Mr. Haidai said the assault on Lysychansk had been even more brutal than the weekslong battle for Severodonetsk, which left that city almost entirely destroyed.

 “If in Severodonetsk there were surviving houses and administrative buildings during a month of street fighting, then in Lysychansk the same administrative buildings were completely destroyed in a short period of time,” Mr. Haidai wrote on Telegram on Sunday.

The announcement of the capture of Lysychansk came as each side blamed the other for a series of cross-border strikes, several of them deadly.

Russian Defense Ministry spokesman Lt. Gen. Igor Konashenkov said Ukrainian forces had carried out a deliberate strike using Tochka-U ballistic missiles with cluster munitions and drones on residential areas in Russia’s western regions of Belgorod and Kursk.

Gen. Konashenkov told a briefing that Russian air defenses shot down two Ukrainian drones that were aiming to strike Kursk before they could inflict any casualties.

Russian air-defense systems also destroyed three Tochka-U ballistic missiles with cluster warheads that he said were launched at residential areas of Belgorod. Wreckage of one of the missiles fell on a residential building in the city, he said.

Vyacheslav Gladkov, Belgorod’s governor, said at least four people were killed.
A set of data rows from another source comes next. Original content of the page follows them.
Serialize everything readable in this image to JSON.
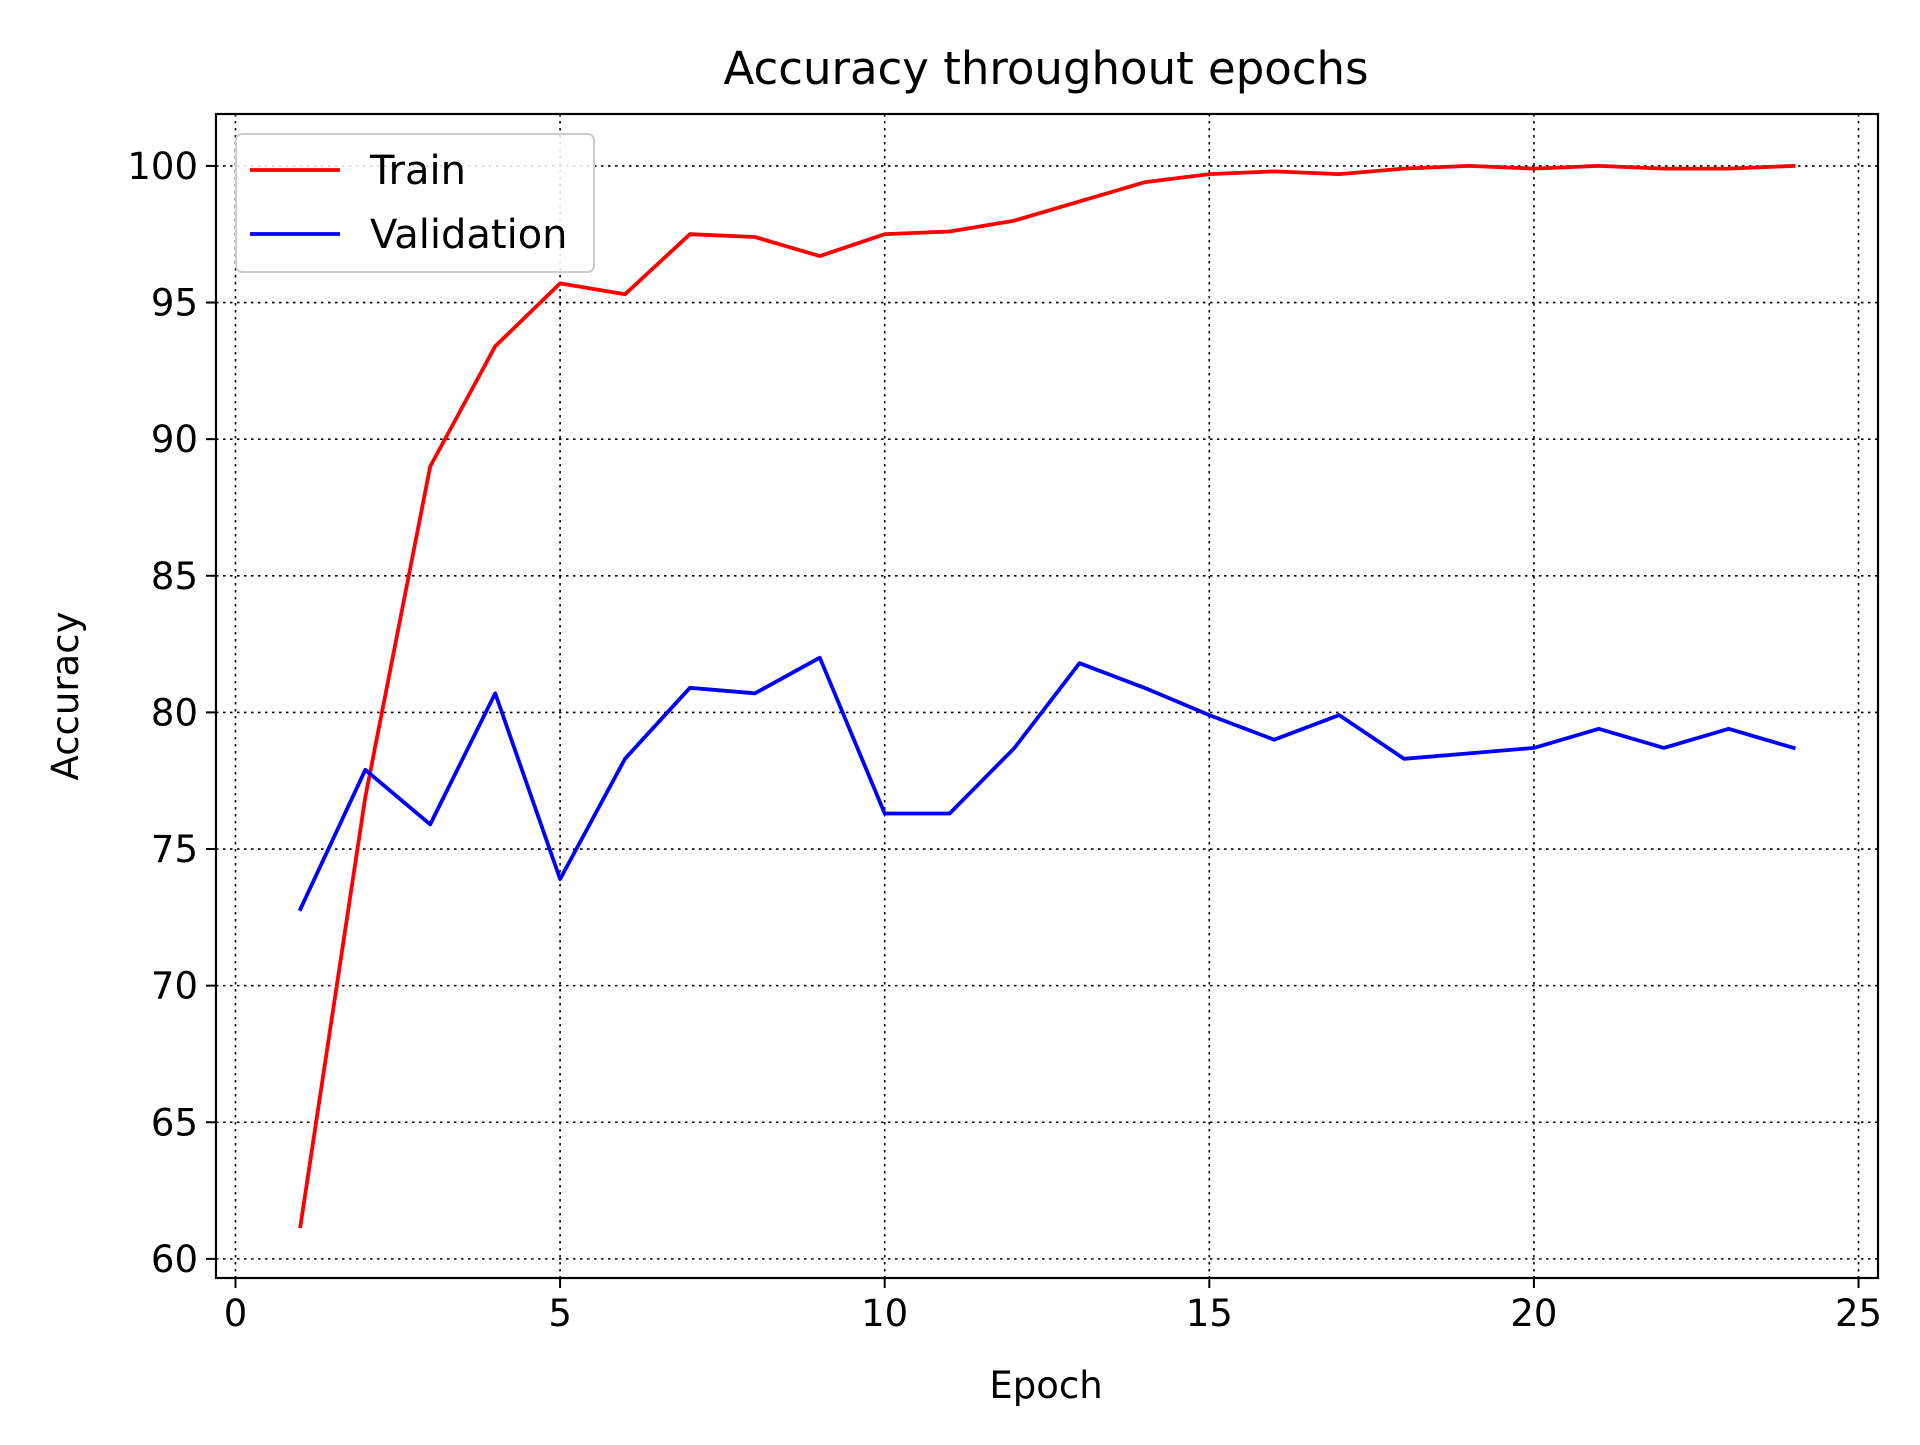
{
  "chart_data": {
    "type": "line",
    "title": "Accuracy throughout epochs",
    "xlabel": "Epoch",
    "ylabel": "Accuracy",
    "xlim": [
      -0.3,
      25.3
    ],
    "ylim": [
      59.3,
      101.9
    ],
    "xticks": [
      "0",
      "5",
      "10",
      "15",
      "20",
      "25"
    ],
    "yticks": [
      "60",
      "65",
      "70",
      "75",
      "80",
      "85",
      "90",
      "95",
      "100"
    ],
    "grid": true,
    "legend_position": "upper-left",
    "x": [
      1,
      2,
      3,
      4,
      5,
      6,
      7,
      8,
      9,
      10,
      11,
      12,
      13,
      14,
      15,
      16,
      17,
      18,
      19,
      20,
      21,
      22,
      23,
      24
    ],
    "series": [
      {
        "name": "Train",
        "color": "#ff0000",
        "values": [
          61.2,
          76.9,
          89.0,
          93.4,
          95.7,
          95.3,
          97.5,
          97.4,
          96.7,
          97.5,
          97.6,
          98.0,
          98.7,
          99.4,
          99.7,
          99.8,
          99.7,
          99.9,
          100.0,
          99.9,
          100.0,
          99.9,
          99.9,
          100.0
        ]
      },
      {
        "name": "Validation",
        "color": "#0000ff",
        "values": [
          72.8,
          77.9,
          75.9,
          80.7,
          73.9,
          78.3,
          80.9,
          80.7,
          82.0,
          76.3,
          76.3,
          78.7,
          81.8,
          80.9,
          79.9,
          79.0,
          79.9,
          78.3,
          78.5,
          78.7,
          79.4,
          78.7,
          79.4,
          78.7
        ]
      }
    ]
  }
}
Some 50 buildings were damaged, including apartment blocks and private residential homes, of which five were partially destroyed, Mr. Gladkov said.
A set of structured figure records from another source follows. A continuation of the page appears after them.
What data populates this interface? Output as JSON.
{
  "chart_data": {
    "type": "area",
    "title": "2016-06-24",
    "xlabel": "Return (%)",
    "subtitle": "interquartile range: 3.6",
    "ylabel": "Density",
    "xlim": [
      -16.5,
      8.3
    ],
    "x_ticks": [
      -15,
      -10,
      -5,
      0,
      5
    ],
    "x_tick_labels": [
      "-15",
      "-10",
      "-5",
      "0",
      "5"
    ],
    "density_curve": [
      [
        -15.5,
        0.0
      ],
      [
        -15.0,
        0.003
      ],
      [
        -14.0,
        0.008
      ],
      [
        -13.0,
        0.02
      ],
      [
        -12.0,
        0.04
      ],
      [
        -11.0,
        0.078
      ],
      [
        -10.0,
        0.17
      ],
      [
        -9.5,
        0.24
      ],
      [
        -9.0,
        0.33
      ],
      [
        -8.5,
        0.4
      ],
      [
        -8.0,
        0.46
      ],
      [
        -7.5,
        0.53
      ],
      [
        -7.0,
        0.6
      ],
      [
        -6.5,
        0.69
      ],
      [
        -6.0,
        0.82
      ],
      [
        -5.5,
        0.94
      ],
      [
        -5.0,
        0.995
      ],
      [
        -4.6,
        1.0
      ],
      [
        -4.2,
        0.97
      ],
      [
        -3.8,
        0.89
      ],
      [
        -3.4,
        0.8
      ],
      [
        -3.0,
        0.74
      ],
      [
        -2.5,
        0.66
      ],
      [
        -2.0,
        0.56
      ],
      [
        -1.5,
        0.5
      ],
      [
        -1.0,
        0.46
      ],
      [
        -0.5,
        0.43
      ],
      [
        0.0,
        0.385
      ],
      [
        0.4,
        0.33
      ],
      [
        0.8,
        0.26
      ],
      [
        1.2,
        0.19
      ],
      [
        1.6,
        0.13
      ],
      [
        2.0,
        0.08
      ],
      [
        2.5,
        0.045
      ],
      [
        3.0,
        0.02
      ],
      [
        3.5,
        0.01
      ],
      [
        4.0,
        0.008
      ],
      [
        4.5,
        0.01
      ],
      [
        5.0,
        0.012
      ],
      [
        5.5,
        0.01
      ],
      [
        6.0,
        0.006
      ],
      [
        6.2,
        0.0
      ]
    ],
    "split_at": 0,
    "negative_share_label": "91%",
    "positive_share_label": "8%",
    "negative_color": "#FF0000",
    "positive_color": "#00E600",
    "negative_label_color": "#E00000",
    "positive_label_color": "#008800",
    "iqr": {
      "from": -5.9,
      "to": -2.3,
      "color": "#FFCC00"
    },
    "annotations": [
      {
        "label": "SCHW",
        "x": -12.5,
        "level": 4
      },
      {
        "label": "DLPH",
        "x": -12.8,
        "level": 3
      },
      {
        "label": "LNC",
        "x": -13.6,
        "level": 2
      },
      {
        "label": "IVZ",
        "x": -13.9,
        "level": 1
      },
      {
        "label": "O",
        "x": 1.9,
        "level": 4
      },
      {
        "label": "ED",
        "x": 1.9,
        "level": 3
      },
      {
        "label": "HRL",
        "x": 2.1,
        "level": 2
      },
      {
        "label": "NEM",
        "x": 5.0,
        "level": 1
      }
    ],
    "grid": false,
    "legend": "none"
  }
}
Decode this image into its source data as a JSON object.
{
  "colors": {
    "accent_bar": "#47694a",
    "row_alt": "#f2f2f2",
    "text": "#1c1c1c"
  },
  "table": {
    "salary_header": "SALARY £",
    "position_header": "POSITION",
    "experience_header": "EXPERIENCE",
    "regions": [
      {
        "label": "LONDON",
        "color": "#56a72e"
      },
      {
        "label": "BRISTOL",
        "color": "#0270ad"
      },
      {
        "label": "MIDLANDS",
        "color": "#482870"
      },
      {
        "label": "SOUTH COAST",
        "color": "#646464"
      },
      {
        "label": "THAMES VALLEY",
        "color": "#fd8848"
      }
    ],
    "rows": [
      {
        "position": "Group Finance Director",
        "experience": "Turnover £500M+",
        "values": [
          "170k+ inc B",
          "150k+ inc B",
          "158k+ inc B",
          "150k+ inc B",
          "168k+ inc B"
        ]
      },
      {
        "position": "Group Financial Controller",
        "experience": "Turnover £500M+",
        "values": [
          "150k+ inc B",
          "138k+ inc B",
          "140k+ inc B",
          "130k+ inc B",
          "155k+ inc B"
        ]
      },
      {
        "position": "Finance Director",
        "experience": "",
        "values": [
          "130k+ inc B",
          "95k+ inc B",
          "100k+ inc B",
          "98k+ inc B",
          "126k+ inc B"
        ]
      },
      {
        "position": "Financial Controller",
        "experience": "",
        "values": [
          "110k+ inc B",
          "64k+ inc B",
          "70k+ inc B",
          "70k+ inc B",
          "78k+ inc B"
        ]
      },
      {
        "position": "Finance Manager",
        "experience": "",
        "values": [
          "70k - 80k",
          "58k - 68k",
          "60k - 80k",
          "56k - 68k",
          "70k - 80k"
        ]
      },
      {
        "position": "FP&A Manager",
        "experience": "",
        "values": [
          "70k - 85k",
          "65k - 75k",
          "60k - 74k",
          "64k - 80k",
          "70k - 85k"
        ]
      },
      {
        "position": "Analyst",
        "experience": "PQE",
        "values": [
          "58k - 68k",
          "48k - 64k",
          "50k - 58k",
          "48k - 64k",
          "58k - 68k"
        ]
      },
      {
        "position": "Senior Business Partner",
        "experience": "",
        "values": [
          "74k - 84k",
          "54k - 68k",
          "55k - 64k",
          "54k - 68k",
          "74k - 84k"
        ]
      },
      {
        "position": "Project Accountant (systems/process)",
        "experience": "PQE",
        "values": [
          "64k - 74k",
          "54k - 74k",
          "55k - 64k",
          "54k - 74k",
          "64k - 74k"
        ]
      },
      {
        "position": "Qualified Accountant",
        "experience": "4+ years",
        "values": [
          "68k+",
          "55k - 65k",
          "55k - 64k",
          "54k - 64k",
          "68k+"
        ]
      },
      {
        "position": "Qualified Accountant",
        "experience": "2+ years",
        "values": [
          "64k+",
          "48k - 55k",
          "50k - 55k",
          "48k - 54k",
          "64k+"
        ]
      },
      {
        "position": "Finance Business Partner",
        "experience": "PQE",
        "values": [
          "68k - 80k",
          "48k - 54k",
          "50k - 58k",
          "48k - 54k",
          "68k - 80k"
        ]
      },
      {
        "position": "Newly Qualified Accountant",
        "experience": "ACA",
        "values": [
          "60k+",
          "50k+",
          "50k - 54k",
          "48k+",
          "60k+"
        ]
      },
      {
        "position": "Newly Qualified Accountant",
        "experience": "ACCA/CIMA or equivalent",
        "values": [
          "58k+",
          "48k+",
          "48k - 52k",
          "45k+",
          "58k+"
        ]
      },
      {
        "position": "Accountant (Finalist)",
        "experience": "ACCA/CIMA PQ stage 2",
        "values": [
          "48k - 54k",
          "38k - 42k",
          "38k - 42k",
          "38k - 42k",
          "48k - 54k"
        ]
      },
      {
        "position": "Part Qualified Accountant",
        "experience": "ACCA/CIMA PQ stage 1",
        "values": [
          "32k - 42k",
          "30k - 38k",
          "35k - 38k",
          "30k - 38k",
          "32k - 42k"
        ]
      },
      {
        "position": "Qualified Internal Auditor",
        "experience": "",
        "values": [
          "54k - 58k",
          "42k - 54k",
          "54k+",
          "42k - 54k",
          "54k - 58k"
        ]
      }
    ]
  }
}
Belgorod, which sits less than 20 miles from Ukraine’s war-ravaged city of Kharkiv, has been the site of sporadic strikes in recent months, including on a fuel depot.
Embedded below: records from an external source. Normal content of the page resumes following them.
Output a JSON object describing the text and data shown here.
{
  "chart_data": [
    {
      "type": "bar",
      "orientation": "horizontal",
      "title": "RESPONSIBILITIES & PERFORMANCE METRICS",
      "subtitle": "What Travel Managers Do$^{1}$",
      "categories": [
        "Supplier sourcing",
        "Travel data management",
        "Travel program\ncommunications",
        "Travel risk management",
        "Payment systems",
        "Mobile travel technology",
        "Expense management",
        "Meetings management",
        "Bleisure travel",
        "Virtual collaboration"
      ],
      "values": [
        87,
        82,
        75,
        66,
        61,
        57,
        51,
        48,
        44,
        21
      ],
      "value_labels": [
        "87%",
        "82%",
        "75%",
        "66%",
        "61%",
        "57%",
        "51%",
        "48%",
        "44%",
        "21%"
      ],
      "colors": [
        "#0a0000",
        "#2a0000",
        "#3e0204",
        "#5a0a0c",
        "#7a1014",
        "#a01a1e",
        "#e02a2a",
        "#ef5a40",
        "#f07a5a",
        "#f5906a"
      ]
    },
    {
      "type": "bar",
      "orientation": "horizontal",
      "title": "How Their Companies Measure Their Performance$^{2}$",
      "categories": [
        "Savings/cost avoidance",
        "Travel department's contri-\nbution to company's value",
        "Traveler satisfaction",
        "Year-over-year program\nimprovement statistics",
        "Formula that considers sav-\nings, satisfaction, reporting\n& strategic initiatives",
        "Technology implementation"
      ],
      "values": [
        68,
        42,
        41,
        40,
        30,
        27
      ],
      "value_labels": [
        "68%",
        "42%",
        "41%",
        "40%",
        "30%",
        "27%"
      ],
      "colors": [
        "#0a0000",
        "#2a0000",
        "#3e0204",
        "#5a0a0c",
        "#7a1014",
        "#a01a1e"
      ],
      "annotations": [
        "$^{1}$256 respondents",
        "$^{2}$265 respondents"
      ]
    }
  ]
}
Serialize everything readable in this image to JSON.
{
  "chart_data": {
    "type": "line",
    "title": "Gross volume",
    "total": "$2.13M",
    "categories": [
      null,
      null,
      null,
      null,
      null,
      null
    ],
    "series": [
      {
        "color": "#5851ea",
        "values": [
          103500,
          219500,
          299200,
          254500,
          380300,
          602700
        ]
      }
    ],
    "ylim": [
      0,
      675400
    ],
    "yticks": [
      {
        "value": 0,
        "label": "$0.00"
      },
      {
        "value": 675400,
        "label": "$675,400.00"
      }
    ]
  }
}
Roman Starovoit, Kursk’s governor, accused Ukraine of launching the attack on his city as “an attempt to intimidate the civilian population,” he wrote on Telegram. He posted photos on Telegram of the wreckage of what he said were the downed drones.

Ukrainian officials didn’t immediately comment on the strikes in Belgorod and Kursk. In the past, they have denied responsibility for attacks in Russian territory, including the April blast at the Belgorod oil depot.

Later on Sunday, Russia hit Slovyansk and Kramatorsk—two of the main Ukrainian-controlled cities in Donetsk—with a series of rockets, according to Ukrainian officials.

Tetyana Ignatchenko, a spokeswoman for the Donetsk region, told a Ukrainian public news site that at least six people had been killed and 15 wounded in the strikes on Slovyansk, adding that it was dangerous for civilians to remain in the region. The city’s mayor said on Telegram that the attack was the largest in recent weeks and had set off at least 15 fires.

Oleksandr Honcharenko, the mayor of Kramatorsk, wrote on Facebook that there were no known casualties, but significant damage had been done to the city.

The incidents followed a strike on Saturday in Slovyansk that killed four people and injured seven, an assault that Ukrainian officials say is part of a new Russian strategy to terrorize the country into submission.

 “The Russian army continued to fire missiles at our cities,” Ukrainian President Volodymyr Zelensky said in a video message late Saturday night. “As of the evening alone, there have already been six missile strikes, a total of 12 missiles.”

Russia has denied that it intentionally targets civilian infrastructure and has accused Kyiv of placing potential military targets in or near residential areas.

Also on Sunday, Alexei Selivanov, deputy head of the Main Directorate of the Ministry of Internal Affairs for the Russian-controlled parts of southeastern Ukraine’s Zaporizhzhia region, reported a nighttime strike on the city of Melitopol.

Mr. Selivanov claimed that the attack was carried out with long-range multiple-launch rocket systems supplied to Ukraine by the North Atlantic Treaty Organization.

“This is evidenced by the nature of the shelling,” he wrote on Telegram. “The use of foreign weapons in civilian cities makes the U.S. and NATO accomplices in a terrorist war.”

Ukrainian officials didn’t directly comment on the strike Sunday morning, though Mr. Zelensky said that Ukrainian forces “continue to put pressure in the south of our country.” No casualties were reported.